The efforts to market the 1,500 units in the ultra-Orthodox Ramat Shlomo neighborhood are being led by Housing and Construction Minister Ariel Atias, alongside Jerusalem Mayor Nir Barkat. Also on the agenda are the construction plans, also being promoted by the Jerusalem municipality, for 800 housing units in Gilo in south Jerusalem, but the chances of them coming to pass before the election are even lower. These plans are in addition to the approval of 3,000 housing units in the West Bank over the past few weeks by Defense Minister Ehud Barak.
"The working assumption is that a construction freeze in building over the Green Line is on the way," said sources connected to these plans to Haaretz.
Journalist Yaakov Rivlin revealed on Wednesday in Bakehila that "two weeks ago a joint decision was reached between the Housing and Construction Ministry, the Israel Lands Administration and the Jerusalem municipality to take advantage of the timing and to push through the construction plans for Ramat Shlomo as quickly as possible. The basic assumption is that even if Bibi [Netanyahu] would decide to oppose the move, his hands would be tied because of the elections."

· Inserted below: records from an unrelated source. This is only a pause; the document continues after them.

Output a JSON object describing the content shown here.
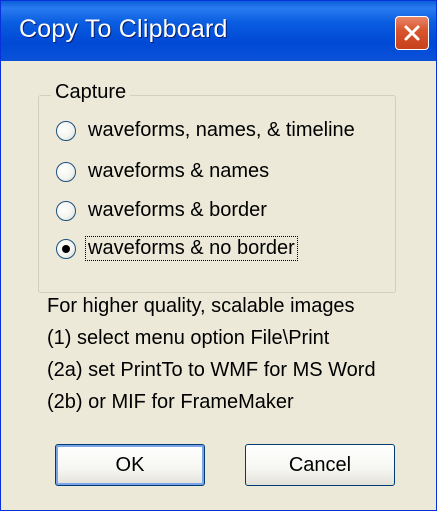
{
  "window": {
    "title": "Copy To Clipboard"
  },
  "capture_group": {
    "label": "Capture",
    "options": [
      {
        "label": "waveforms, names, & timeline",
        "selected": false
      },
      {
        "label": "waveforms & names",
        "selected": false
      },
      {
        "label": "waveforms & border",
        "selected": false
      },
      {
        "label": "waveforms & no border",
        "selected": true
      }
    ]
  },
  "info_lines": [
    "For higher quality, scalable images",
    "(1) select menu option File\\Print",
    "(2a) set PrintTo to WMF for MS Word",
    "(2b) or MIF for FrameMaker"
  ],
  "buttons": {
    "ok_label": "OK",
    "cancel_label": "Cancel"
  },
  "colors": {
    "titlebar": "#0a52d8",
    "dialog_bg": "#ece9d8",
    "close_button": "#d9562f"
  }
}
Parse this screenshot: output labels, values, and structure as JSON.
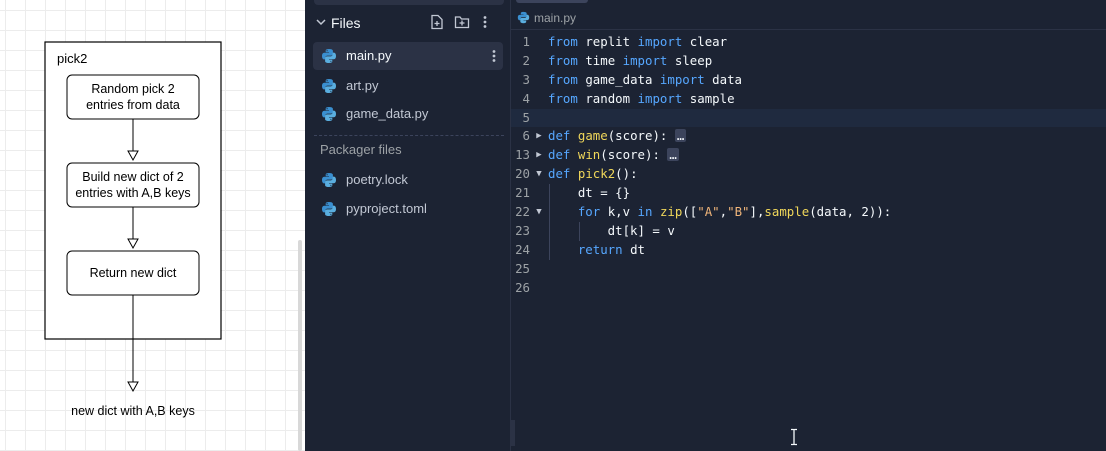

Usually, tender preparations take half a year or more, but at the Housing and Construction Ministry they are convinced they've found a way to complete the process within days, and no later than election day, January 22.
The plans were delivered from the ministry to the Moriah Development Company. Haaretz was informed that the ministry is relying on an old agreement between itself and Moriah allowing it to develop the specific area in north Jerusalem, which is part private land and part state land. The advantage: a development company is more flexible in dealing with tenders and other procedures that bind the Housing and Construction Ministry's actions and slow the process down. The ministry's legal adviser confirmed the contact with Moriah.
The company, in collaboration with the municipality and the ILA, is trying to complete the plans and market them as soon as possible. According to the agreement with Moriah, the company will carry out the planning and development of the neighborhood. Construction itself will be carried out by contractors.
The Housing and Construction Ministry had no comment by press time.